While several specifications have been made for the semantics of static multidimensional models, including GMDSDF and ArrayOL, with differing constraints imposed on them, many problems still exist in how these specifications can be optimally implemented to minimize buffer space, handle feedback, and pipeline scheduling. Questions also exist with regards to generating efficient code from these models. I am beginning to explore some of these questions in multidimensional static dataflow.

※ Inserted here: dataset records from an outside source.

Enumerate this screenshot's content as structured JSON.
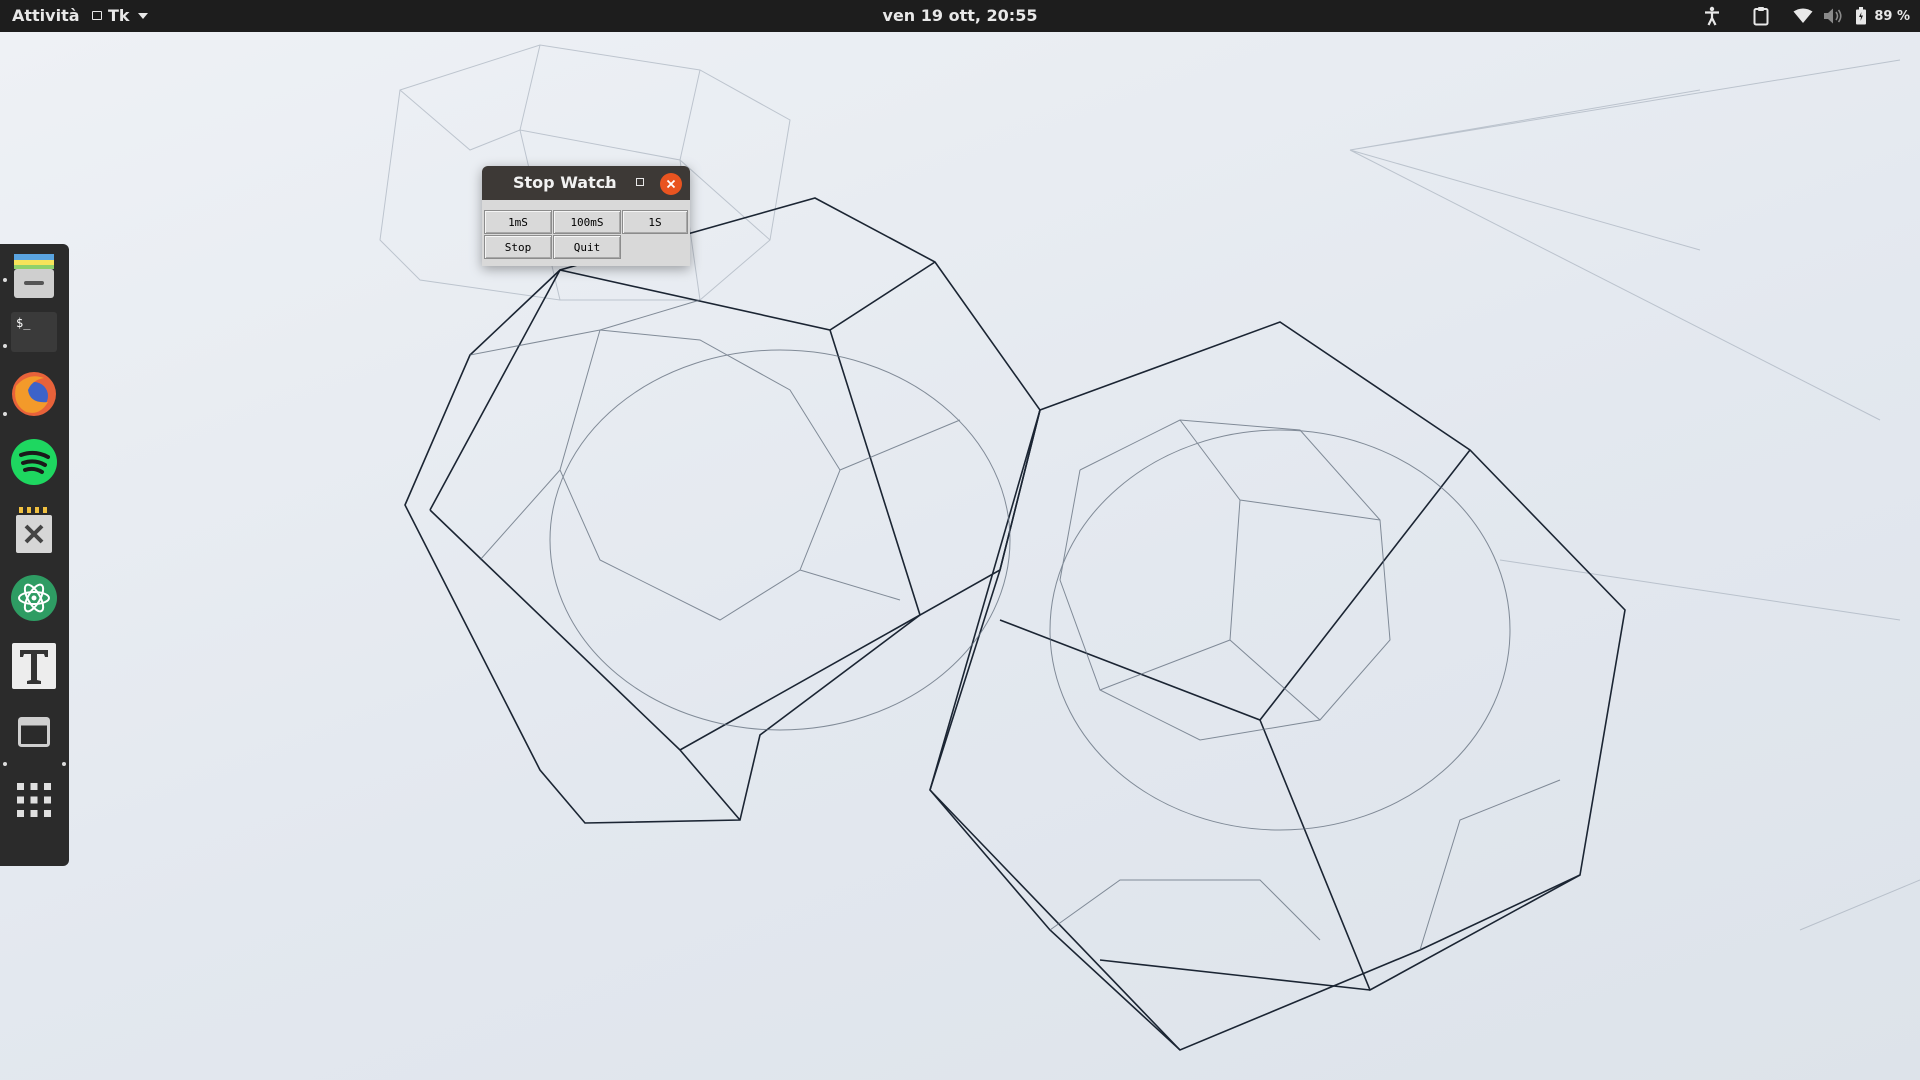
{
  "topbar": {
    "activities": "Attività",
    "app_menu": "Tk",
    "clock": "ven 19 ott, 20:55",
    "battery_percent": "89 %"
  },
  "dock": {
    "items": [
      {
        "name": "files",
        "icon": "files-icon",
        "running": true
      },
      {
        "name": "terminal",
        "icon": "terminal-icon",
        "running": true
      },
      {
        "name": "firefox",
        "icon": "firefox-icon",
        "running": true
      },
      {
        "name": "spotify",
        "icon": "spotify-icon",
        "running": false
      },
      {
        "name": "x-app",
        "icon": "x-app-icon",
        "running": false
      },
      {
        "name": "atom",
        "icon": "atom-icon",
        "running": false
      },
      {
        "name": "typora",
        "icon": "text-editor-icon",
        "running": false
      },
      {
        "name": "tk-window",
        "icon": "window-icon",
        "running": true
      },
      {
        "name": "show-applications",
        "icon": "app-grid-icon",
        "running": false
      }
    ]
  },
  "window": {
    "title": "Stop Watch",
    "buttons": {
      "ms1": "1mS",
      "ms100": "100mS",
      "s1": "1S",
      "stop": "Stop",
      "quit": "Quit"
    }
  },
  "colors": {
    "topbar": "#1d1d1d",
    "dock": "#2b2b2b",
    "close_button": "#e95420",
    "tk_background": "#d9d9d9",
    "titlebar": "#3d3936"
  }
}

The possibility also exists for more generalized, dynamic versions of these semantics to be developed. In dynamic models, patterns and traversals of data space could be made modal or parametric. The expressive potential of such models would be expanded in a manner useful in many applications. However, the scheduling and optimization of these dynamic models will be significantly more complicated than the static case. In particular, I am exploring possible ways of dynamically handling dependency relationships between actors efficiently. I am also interested in the effect of imposing on a more general model different sets of constraints limiting the kinds of variability in patterns and traversals to special classes that allow further optimizations.

Influenced by previous work in which combinator expressions are used to represent block-diagrams with certain semantic details about systems they constitute, I am developing a general method of representing a broad class of dataflow ptolemy models with a generalized combinator syntax. In such a syntax, functional blocks with enumerable sets of input and output ports are composed in parallel and connected in series to form models. This type of syntax serves as an alternative to syntaxes in which ports are bound to names and connections are unstructured sets of statements specifying by names the connections between these ports. In such a syntax, a canonical form can uniquely or nearly uniquely represent textually a model as an expression. Hierarchy in the syntax would be reflected naturally in subexpression.

In addition to having a combinator representation generated from ptolemy models, a combinator syntax would provide a non-graphical secondary means to author models or edit them. The analysis utilized to formulate this syntactic representation could itself be useful in doing various other syntactic analyses on models such as deducing compositional properties between groupings of actors. This analysis could also be useful in generating both functional and sequential code from models.

In order to explore this kind of syntactic representation, I have been working on an algorithm to translate a large class of suitable ptolemy models into combinator expressions through a set of intermediate transformations on a representative 'syntactic graph' generated from a model. The modularity of this algorithm will allow different variations on syntactic code generation to be explored.